As for all the money residents may have paid into the system before this? Eyewitness News was going to ask HACLA about that, but messages and phone calls were not returned.

Attorneys for the residents say HACLA has refused to refund any of the previous sanitation charges, which they estimate are well over $15 million. So they filed a class action lawsuit against the city Wednesday.

"It ends up costing a lot of money for no reason, to force the tenants to have to go into federal court just to get the back rent back in their pockets," said Lynn Martinez, Western Center on Law and Poverty managing attorney/senior litigator.

"That $24 is like a million dollars to me," said resident Emma Gullette.

Gullette is one of the residents who's hoping to see a refund. She suspects she's been overpaying for more than 35 years.

"I need my money back," said Gullette. "I don't need the government hanging on to my money."

"People with fixed incomes like me, we are not able to pay," said resident Marco Galindo.

Attorneys say quick refunds are unlikely, and that going through the courts will take time.

But in the meantime, the residents are planning to protest outside of Housing Authority of the City of Los Angeles headquarters Thursday morning.

The city of Los Angeles says the trash fee is included in the bill residents receive from LADWP. HACLA does not serve as an intermediary role as it relates to trash-collection fees.
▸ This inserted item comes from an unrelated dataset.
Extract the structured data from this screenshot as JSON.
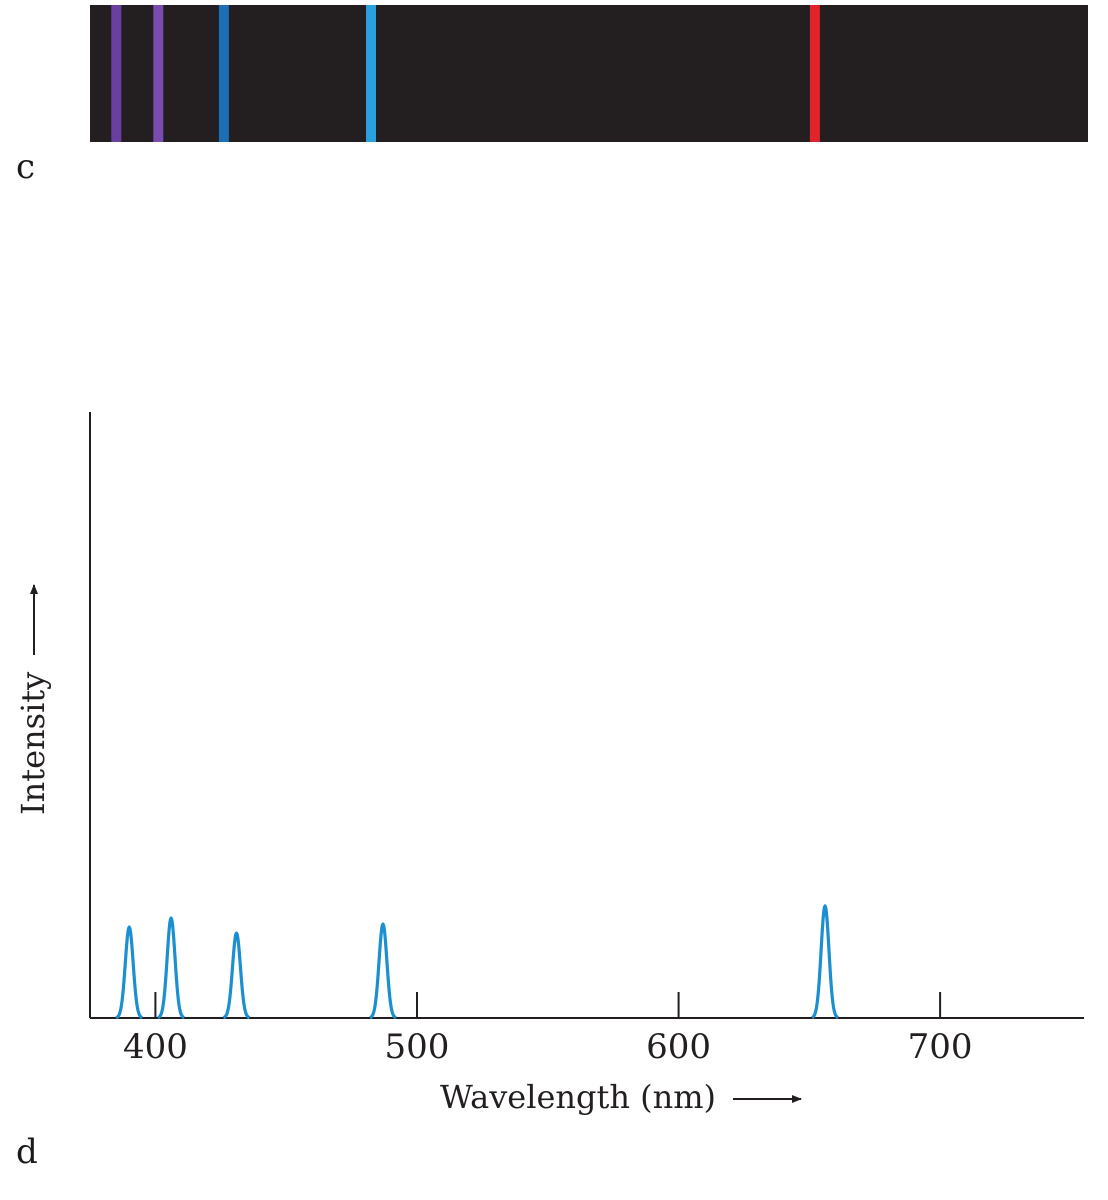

HACLA released a statement Wednesday: "When it came to the agency's attention that the charge had become a burden for tenants the agency made inquiries to the Department of Housing and Urban Development about whether the trash collection fee could be counted as part of the allowable utility allowance. Once HUD approved a rent allowance we immediately implemented a lease change that since February covers the full cost of trash."